Alice balançou a cabeça e encarou o irmão, ela se levantou do chão e caminhou até o lado do mesmo.



– Preciso vê-lo fazendo isso, preciso ajudá-lo. – ela sussurrou. – Esme também é minha mãe e o outro... – ela respirou fundo. – Era meu pai. – as palavras soaram estranhas ditas por si própria.



– Quer participar da tortura? – Carlisle sorriu. – Nunca imaginei que teria um estômago tão forte.



– Não tenho. – Alice sussurrou. – Mas ao contrário de você sou uma pessoa íntegra e por mais que você mereça uma morte dolorosa e lenta não vou deixar que Edward fazer isso. – ela se abaixou da mesma forma que Carlisle fez, ele tentou tocá-la, mas Edward rapidamente afastou as mãos dele de Alice. – Apesar de tudo, você é o único pai que conheci. – Ela respirou fundo. – E me dói muito saber que tem todo esse rancor por mim.



– Alice... – Edward a chamou.



– Sempre acreditei que você era o melhor homem do mundo e quando salvou a Bella achei que finalmente tinha encontrado alguém, não sabe como fiquei feliz pa... Carlisle, mas agora? Queria ter nojo de você, mas não consigo porque parece que você é uma pessoa doente. Precisa de tratamento. – ela olhou para Edward e ele balançou a cabeça.



– Isso não está aberto para negociação, ele vai morrer.



Alice se levantou e assentiu.



– Eu te amo pai, espero que Deus lhe perdoe por todos os males que fez. Ele não é vingativo e vai entender. – ela sorriu de lado. – Vou rezar por você.



– Vindo de você não preciso de nada. – rosnou Carlisle.



Edward encarou Carlisle e balançou a cabeça.



– Não deveria ter dito isso. – Sua mão subiu juntamente com a arma, seu dedo se apertou contra o gatilho e o barulho do tiro ecoou pelo local.

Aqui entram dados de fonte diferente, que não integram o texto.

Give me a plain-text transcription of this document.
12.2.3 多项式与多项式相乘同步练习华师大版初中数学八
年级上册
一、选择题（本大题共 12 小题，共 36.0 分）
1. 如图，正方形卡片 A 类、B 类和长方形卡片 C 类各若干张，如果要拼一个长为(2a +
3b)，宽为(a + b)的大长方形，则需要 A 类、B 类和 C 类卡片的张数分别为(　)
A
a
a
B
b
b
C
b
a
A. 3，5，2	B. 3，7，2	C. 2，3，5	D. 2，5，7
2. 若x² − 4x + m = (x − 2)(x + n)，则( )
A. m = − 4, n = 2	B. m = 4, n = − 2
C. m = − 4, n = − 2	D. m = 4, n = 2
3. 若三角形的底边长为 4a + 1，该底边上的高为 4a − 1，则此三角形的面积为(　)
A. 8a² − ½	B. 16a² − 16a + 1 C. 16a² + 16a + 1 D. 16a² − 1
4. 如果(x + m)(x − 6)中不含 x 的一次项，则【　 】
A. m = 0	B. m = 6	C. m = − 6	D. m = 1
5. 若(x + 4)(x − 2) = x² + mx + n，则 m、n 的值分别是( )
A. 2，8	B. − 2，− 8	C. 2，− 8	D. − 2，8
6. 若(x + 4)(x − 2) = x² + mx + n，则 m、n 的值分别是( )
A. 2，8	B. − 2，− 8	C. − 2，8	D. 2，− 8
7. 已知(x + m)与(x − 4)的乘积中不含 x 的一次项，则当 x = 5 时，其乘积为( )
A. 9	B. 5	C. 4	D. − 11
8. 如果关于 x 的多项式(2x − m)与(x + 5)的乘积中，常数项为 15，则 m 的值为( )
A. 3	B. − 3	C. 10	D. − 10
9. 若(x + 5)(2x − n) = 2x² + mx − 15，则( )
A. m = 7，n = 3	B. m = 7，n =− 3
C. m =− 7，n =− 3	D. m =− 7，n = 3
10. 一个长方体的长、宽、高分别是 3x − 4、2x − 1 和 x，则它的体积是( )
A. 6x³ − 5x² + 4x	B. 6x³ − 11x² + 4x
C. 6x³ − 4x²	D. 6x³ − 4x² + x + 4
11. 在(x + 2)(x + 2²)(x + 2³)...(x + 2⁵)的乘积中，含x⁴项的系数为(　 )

O sangue jorrou pela sala, a arma que estava na mão de Edward caiu no chão. O soluço de Alice ecoou juntamente com o tiro pela sala. Edward abraçou-a e se permitiu chorar também. – Vai ficar tudo bem, eu prometo.

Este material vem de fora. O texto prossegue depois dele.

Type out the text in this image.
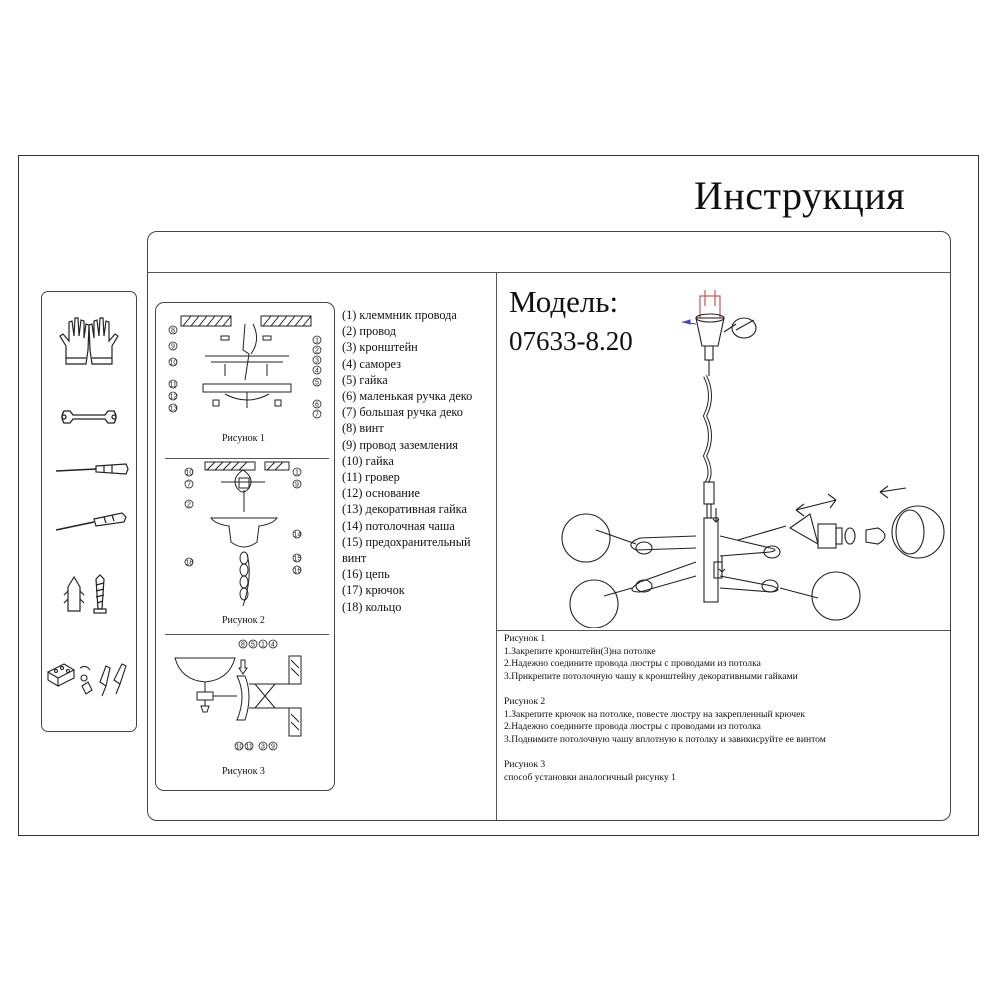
Инструкция
8
9
10
11
12
13
1
2
3
4
5
6
7
Рисунок 1
10
7
2
18
1
9
14
15
16
Рисунок 2
8 5 1 4
10 11 3 9
Рисунок 3
(1) клеммник провода
(2) провод
(3) кронштейн
(4) саморез
(5) гайка
(6) маленькая ручка деко
(7) большая ручка деко
(8) винт
(9) провод заземления
(10) гайка
(11) гровер
(12) основание
(13) декоративная гайка
(14) потолочная чаша
(15) предохранительный
винт
(16) цепь
(17) крючок
(18) кольцо
Модель:
07633-8.20

Рисунок 1

1.Закрепите кронштейн(3)на потолке

2.Надежно соедините провода люстры с проводами из потолка

3.Прикрепите потолочную чашу к кронштейну декоративными гайками

Рисунок 2

1.Закрепите крючок на потолке, повесте люстру на закрепленный крючек

2.Надежно соедините провода люстры с проводами из потолка

3.Поднимите потолочную чашу вплотную к потолку и завикисруйте ее винтом

Рисунок 3

способ установки аналогичный рисунку 1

– Nosso pai acabou de morrer. Não vai ficar tudo bem.



– Alice, você ouviu tudo o que ele fez, não vale a pena sofrer por alguém como ele...

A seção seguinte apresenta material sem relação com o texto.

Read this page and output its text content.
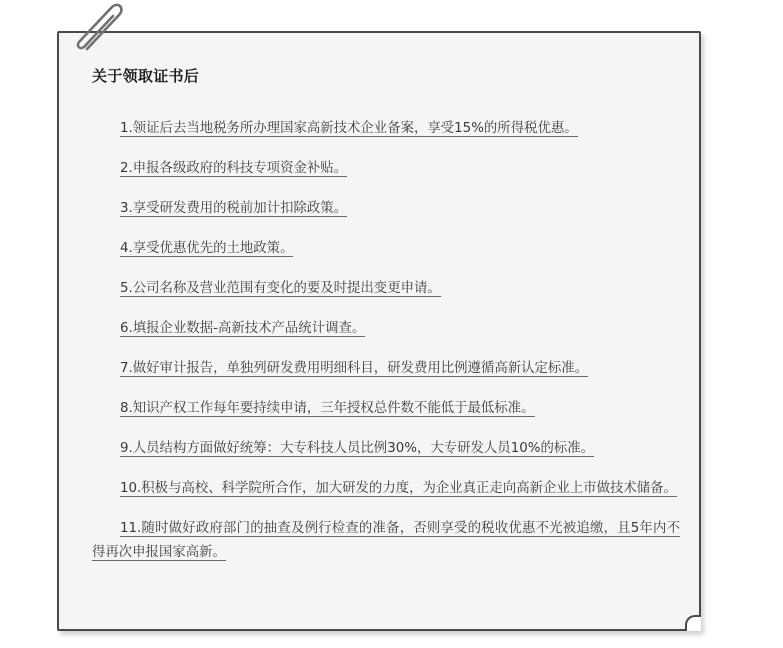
关于领取证书后
1.领证后去当地税务所办理国家高新技术企业备案，享受15%的所得税优惠。
2.申报各级政府的科技专项资金补贴。
3.享受研发费用的税前加计扣除政策。
4.享受优惠优先的土地政策。
5.公司名称及营业范围有变化的要及时提出变更申请。
6.填报企业数据-高新技术产品统计调查。
7.做好审计报告，单独列研发费用明细科目，研发费用比例遵循高新认定标准。
8.知识产权工作每年要持续申请，三年授权总件数不能低于最低标准。
9.人员结构方面做好统筹：大专科技人员比例30%，大专研发人员10%的标准。
10.积极与高校、科学院所合作，加大研发的力度，为企业真正走向高新企业上市做技术储备。
11.随时做好政府部门的抽查及例行检查的准备，否则享受的税收优惠不光被追缴，且5年内不得再次申报国家高新。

– Todos nós temos o direito do perdão.



– Eu sei disso Alice, mas ele, ele não tinha esse direito. Agora vamos, me ajude. Tenho que limpar minhas digitais da arma e sair daqui antes que a policia chegue.



Edward agiu rápido, limpou suas digitais da arma e em seguida arrumou a cena do crime para que ficasse parecendo com um suicídio, levou Alice até onde Rosalie estava e a trancou da mesma forma. Alice cuidaria de explicar tudo o que havia acontecido para Rosalie. Edward saiu de casa, entrou no carro e simplesmente sumiu.



Notas finais
Esse seria o último capítulo antes do Epílogo, fiz ele na última vez que postei e deixei para escrever a continuação do capítulo mais pra frente quando a inspiração voltasse, mas isso não aconteceu, então resolvi fazer um capítulo quarenta e um com o reencontro oficial de Edward e Bella e finalmente o "felizes para sempre". Espero que tenham gostado do capítulo, sei que o Carlisle deveria sofrer mais, mas não consegui achar um fim melhor do que esse para ele, tipo, a pessoa que mais ele fez sofrer, indiretamente, o perdoou.